ODCHOD! – Karel Cudlín a Vojta Dukát

25.6. – 15.10.2021
400 ASA Gallery
Open Tue – Sun, 11 AM – 18 PM

EXHIBITION extended to 15th October!

“ODCHOD!” by Karel Cudlín and Vojta Dukát opens on the 30th anniversary of the departure of the last Soviet soldier from the former Czechoslovakia, which falls in June this year. The exhibition is composed of previously unpublished colour photographs from Karel Cudlín’s slides from 1990-91. Nearly 45 photographs map not only the departing soldiers, but above all what was left behind. The photographs will be complemented by an exclusive screening of a short film by Vojta Dukát, who together with Karel Cudlín filmed the last days of Soviet soldiers before their removal.

If you wanted to know what the legacy of totalitarianism looks like, you’ve come to the right place. When the military forces of the Warsaw Pact armies entered Czechoslovakia by force in August 1968, few people could have imagined that their presence, declared temporary, would cover the childhood, adolescence, and early middle age of a generation. The Soviet army, the army of an aggressive state whose only argument in foreign policy was the tank, occupied a number of military installations throughout the country and established its order. And not only there. It established its order throughout Czechoslovakia. The Czechoslovak communists quietly threw away the revival process, embraced the occupiers, and began to tighten the social screws. The Communist Party based its power on Russian tanks, whose traffic accidents were not investigated. Military facilities used by the occupiers, often historically valuable buildings, were devastated. The general devastation was, moreover, painted over with picturesque scenes from the lives of soldiers or heralds of better tomorrows and the red kingdom of the proletariat. “When the occupying army finally left, we found behind fences and wire barriers the imprint of Soviet reality.” The imprint of disrespect for everything from the landscape to human life. The ground was covered with shards of the Soviet desire for imperial glory, of which only illegible messages and Lenin’s broken head remained. The ground was soaked with diesel, fighter jet fuel, but also with Soviet presence. The withdrawal of the Soviet troops was a necessary and essential step, but to this day the ground in the barracks and airfields where the Russian imperial empire reigned is still saturated with disrespect, with the belief that it is easier to seal a window with a newspaper than to reglaze it, with the belief that it is quicker to cut down a fruiting fruit tree than to comb. We’ve managed to clean up the biggest mess, but we’ll be dealing with the soaked ground for a long time to come. We will be coming to terms with the fact that our homeland has been devastated for decades by troops of a foreign army acting as if they were in conquered territory. Above all, we will come to terms with the fact that many of us didn’t really mind because it happened behind walls, and that for some of us the presence of the occupiers was a blessing.

Jiří Padevět

Karel Cudlín

Photographer and teacher Karel Cudlín was born in Prague. He graduated from the gymnasium, the secondary school of social and legal studies and in 1987 he graduated from FAMU in the Department of Artistic Photography. In 2015-2016 he was the head of the Studio of Documentary Photography at FAMU, and in 2016 he was habilitated as an associate professor.

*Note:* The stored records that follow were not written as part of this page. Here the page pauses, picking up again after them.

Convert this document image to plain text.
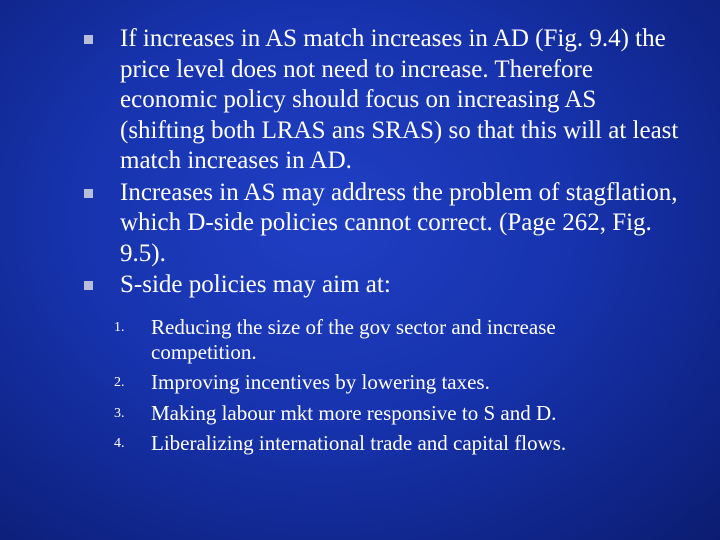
If increases in AS match increases in AD (Fig. 9.4) the price level does not need to increase. Therefore economic policy should focus on increasing AS (shifting both LRAS ans SRAS) so that this will at least match increases in AD.
Increases in AS may address the problem of stagflation, which D-side policies cannot correct. (Page 262, Fig. 9.5).
S-side policies may aim at:
1. Reducing the size of the gov sector and increase competition.
2. Improving incentives by lowering taxes.
3. Making labour mkt more responsive to S and D.
4. Liberalizing international trade and capital flows.
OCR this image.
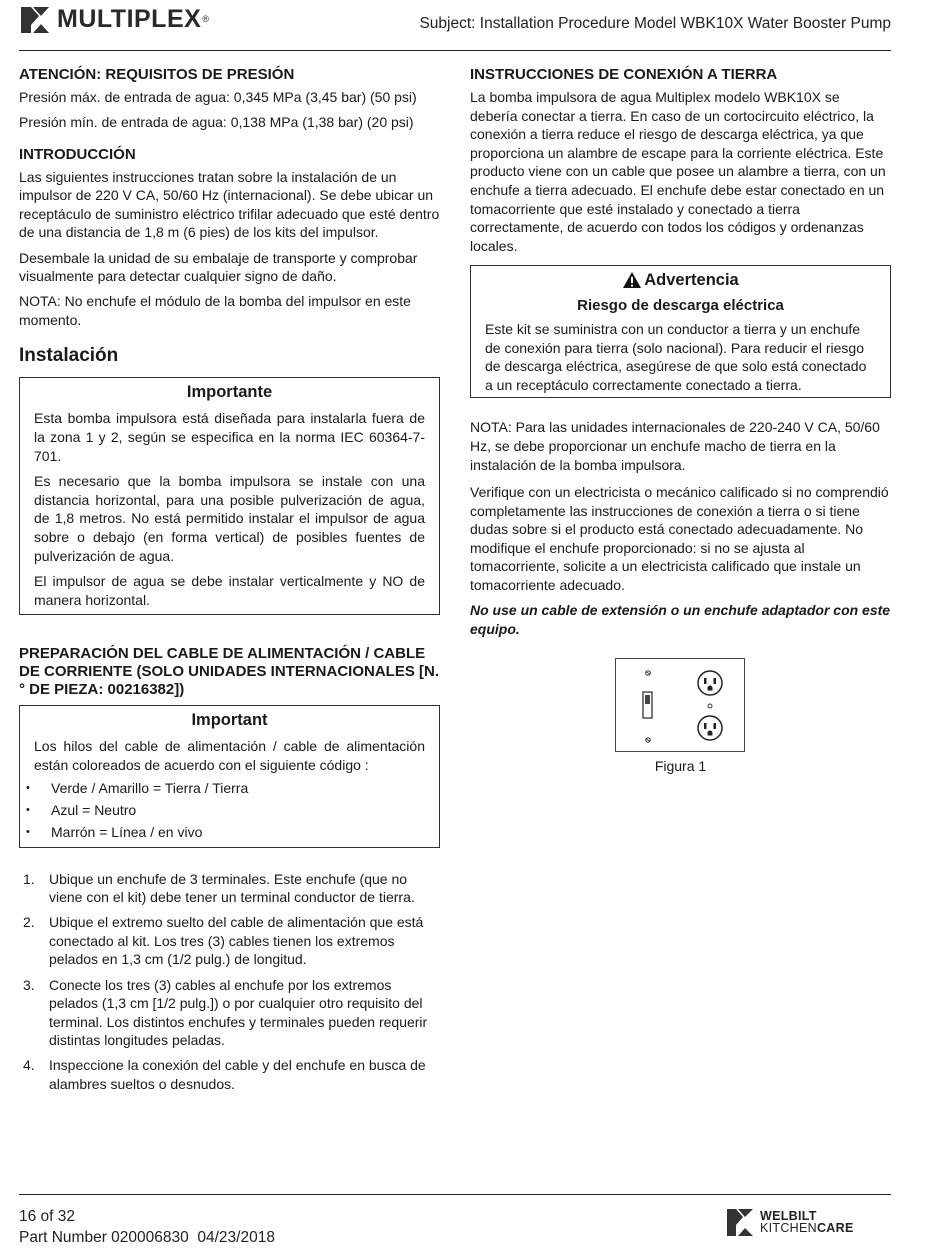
MULTIPLEX ®	Subject: Installation Procedure Model WBK10X Water Booster Pump
ATENCIÓN: REQUISITOS DE PRESIÓN

Presión máx. de entrada de agua: 0,345 MPa (3,45 bar) (50 psi)

Presión mín. de entrada de agua: 0,138 MPa (1,38 bar) (20 psi)

INTRODUCCIÓN

Las siguientes instrucciones tratan sobre la instalación de un impulsor de 220 V CA, 50/60 Hz (internacional). Se debe ubicar un receptáculo de suministro eléctrico trifilar adecuado que esté dentro de una distancia de 1,8 m (6 pies) de los kits del impulsor.

Desembale la unidad de su embalaje de transporte y comprobar visualmente para detectar cualquier signo de daño.

NOTA: No enchufe el módulo de la bomba del impulsor en este momento.

Instalación
Importante

Esta bomba impulsora está diseñada para instalarla fuera de la zona 1 y 2, según se especifica en la norma IEC 60364-7-701.

Es necesario que la bomba impulsora se instale con una distancia horizontal, para una posible pulverización de agua, de 1,8 metros. No está permitido instalar el impulsor de agua sobre o debajo (en forma vertical) de posibles fuentes de pulverización de agua.

El impulsor de agua se debe instalar verticalmente y NO de manera horizontal.

PREPARACIÓN DEL CABLE DE ALIMENTACIÓN / CABLE DE CORRIENTE (SOLO UNIDADES INTERNACIONALES [N.° DE PIEZA: 00216382])
Important

Los hilos del cable de alimentación / cable de alimentación están coloreados de acuerdo con el siguiente código :

• Verde / Amarillo = Tierra / Tierra
• Azul = Neutro
• Marrón = Línea / en vivo
1. Ubique un enchufe de 3 terminales. Este enchufe (que no viene con el kit) debe tener un terminal conductor de tierra.
2. Ubique el extremo suelto del cable de alimentación que está conectado al kit. Los tres (3) cables tienen los extremos pelados en 1,3 cm (1/2 pulg.) de longitud.
3. Conecte los tres (3) cables al enchufe por los extremos pelados (1,3 cm [1/2 pulg.]) o por cualquier otro requisito del terminal. Los distintos enchufes y terminales pueden requerir distintas longitudes peladas.
4. Inspeccione la conexión del cable y del enchufe en busca de alambres sueltos o desnudos.
INSTRUCCIONES DE CONEXIÓN A TIERRA

La bomba impulsora de agua Multiplex modelo WBK10X se debería conectar a tierra. En caso de un cortocircuito eléctrico, la conexión a tierra reduce el riesgo de descarga eléctrica, ya que proporciona un alambre de escape para la corriente eléctrica. Este producto viene con un cable que posee un alambre a tierra, con un enchufe a tierra adecuado. El enchufe debe estar conectado en un tomacorriente que esté instalado y conectado a tierra correctamente, de acuerdo con todos los códigos y ordenanzas locales.

Advertencia
Riesgo de descarga eléctrica

Este kit se suministra con un conductor a tierra y un enchufe de conexión para tierra (solo nacional). Para reducir el riesgo de descarga eléctrica, asegúrese de que solo está conectado a un receptáculo correctamente conectado a tierra.

NOTA: Para las unidades internacionales de 220-240 V CA, 50/60 Hz, se debe proporcionar un enchufe macho de tierra en la instalación de la bomba impulsora.

Verifique con un electricista o mecánico calificado si no comprendió completamente las instrucciones de conexión a tierra o si tiene dudas sobre si el producto está conectado adecuadamente. No modifique el enchufe proporcionado: si no se ajusta al tomacorriente, solicite a un electricista calificado que instale un tomacorriente adecuado.

No use un cable de extensión o un enchufe adaptador con este equipo.

Figura 1
16 of 32
Part Number 020006830  04/23/2018
WELBILT
KITCHENCARE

He cooperates with publishers, publishing houses, television and film productions in the Czech Republic and worldwide. In 1997-2003 he was one of the official photographers of the president of the republic Václav Havel. The core of his work is documentary photography and his projects are often created in cycles of several years. He has held dozens of solo exhibitions in the Czech Republic and abroad and is the author or co-author of many photographic publications. Karel Cudlín is also the recipient of 17 Czech Press Photo awards and the Revolver Revue award and is a founding member of the 400 ASA collective.

Vojta Dukát

Moravian photographer Vojta Dukát was born in 1947 in Brno and went into exile in the Netherlands after the occupation of Czechoslovakia by the Soviet army in 1968. He traveled the world and became known in the genre of humanistic photography. He does not work systematically – he tries to remain more of a “professional amateur”. Since the mid-1980s he has reduced his photography in favor of video. From 1974-1978 he was the nominated photographer of the Magnum agency in Paris. He has been recognized for his long-term contribution to the visual arts. In 1997 he received the Capi-Lux Alblas Prijs – NL and the cultural prize of the city Den Haag, the Ouborg Prijs in 2001.